Dear Fannie,

I’m a 23 year old gay man living in Portland with my boyfriend/partner (I can’t figure out when you start calling your significant other your ‘partner’) of 3 years. We’ve been together for what seems like ages and we get a long great. But my bf/partner keeps on bringing up the prospect of getting “married.” I intentionally use LARGE air quotes with that. I’m not really feeling the whole marriage thing. I mean, I’m committed to my bf/partner, I’m not planning on leaving any time soon…but the whole project of getting married just makes me uncomfortable. Am I being an irrational, self-hating gay?

Pre-nuptial in Portland

Oooh… the big M word. It can send even the butchest straight man running for the hills. It’s made a lot of people miserable, some happy, and historically oppressed a full half of society. Now, while it seems that every gay and his fairy godmother wants to get married (I’m going to side-step the cheap gay wedding planner jokes), it’s interesting to remember that this posh hip brand of gay marriage is a relatively new idea as far as queer activists go. Hard-core queer activists at the beginning of the Gay liberation movement pushed for a radical queering of society, and gay marriage was the opposite of that goal.

Marriage, for many in the feminist/queer theory camp, is an elaborate and efficient way for the state to regulate sexual relationships of its constituency. The purpose of marriage (in this Machiavellian, secular view) is explicitly for A) the maintenance of a patriarchal heterosexual family structure, and B) the continued production of children (read: labor). The State achieves this by limiting marriage to one man and (usually) one woman. Marriage confers benefits, privileges, and protections to carefully selected cohorts of the populations (namely monogamous heterosexual couples intending for child rearing), but at the same time damages any kind of familial structure that is contrary to or weakens that patriarchal heterosexual society.

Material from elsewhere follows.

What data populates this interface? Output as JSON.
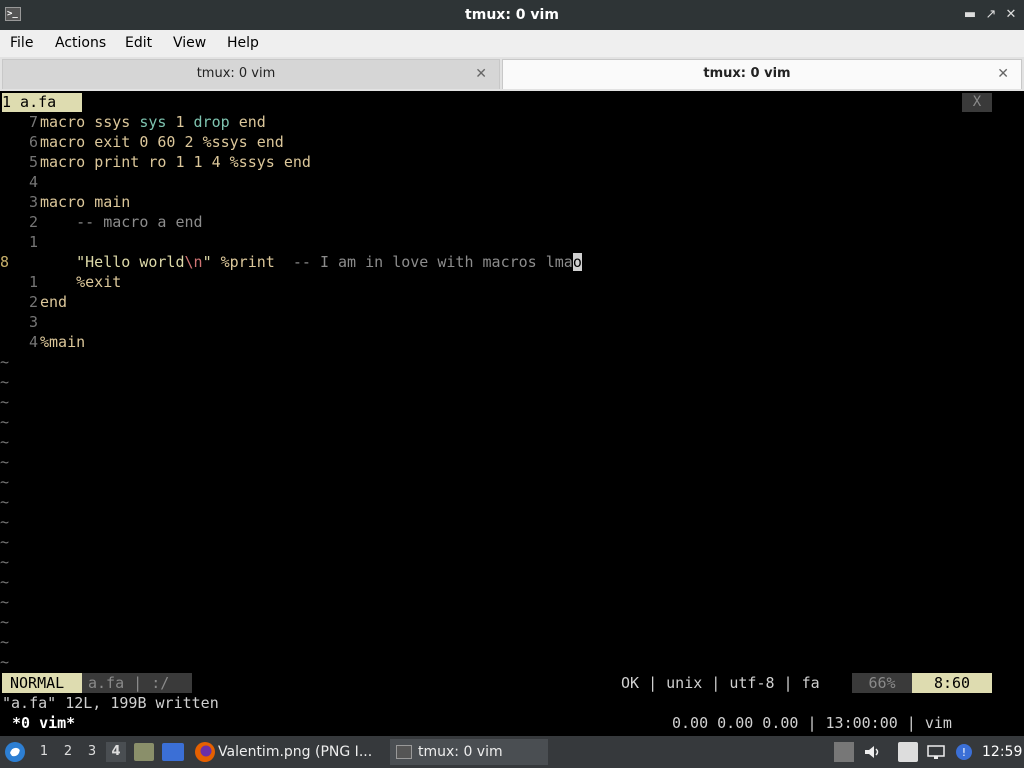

This is why queer activists in the 70s considered gay marriage to be a step backwards for queers. By buying into the institution that systematicly disadvantages non-traditional families, queers who opt-in for gay marriage become this “homonormative,” tamed, manageable, respectable, and mute gay and lesbian community (please note exclusion of bi and trans people). We should be advocating for the expansion of the rights that marriage confers onto any number and combination of consenting adults that wish to form a household, rather than creating a loophole that lets a few more people into an exclusive and limited club.

Now, that I’m done ranting on “gay marriage,” onto your question! Pre-nup… now, given that you live in Portland, Oregon… you actually can’t get “married.” Oregon recently amended its constitution to refuse to give gays and lesbians marriage rights. So, what it sounds like is that your bf/partner basically wants to throw a big fat gay wedding. There’s nothing wrong with that. I encourage that. As much of a raging feminist that I am, I encourage people to celebrate their commitments to each other. But I get the feeling why you feel “uncomfortable” around this whole issue of walking down the aisle is because it all feels a little jinxy.

To borrow from my patron gay saint, Dan Savage, having a Big Gay Wedding to celebrate your Big Gay Love is just asking for karmic trouble. Think of how many of those gay celebrities who made a big splash about their big gay loves quickly had their seemingly perfect relationships fall to shambles. Two words: Lance Bass. Not convinced? Mere months after proclaiming her lesbianism and her devotion to her girlfriend, Ellen and her belle broke up. The list goes on and on.

But if your bf/partner must ABSOLUTELY have his Big Fat Gay Wedding, I’d just concede. For there is little that can stand in the way of a queen and her wedding gown. I would let him revel in the joy of picking out the decorations and plan for your wedding. Just be there to pull on the reins and keep this ceremony under control. And please… for the love of God, don’t buy a frozen wedding cake. ‘Cause that’s just tacky.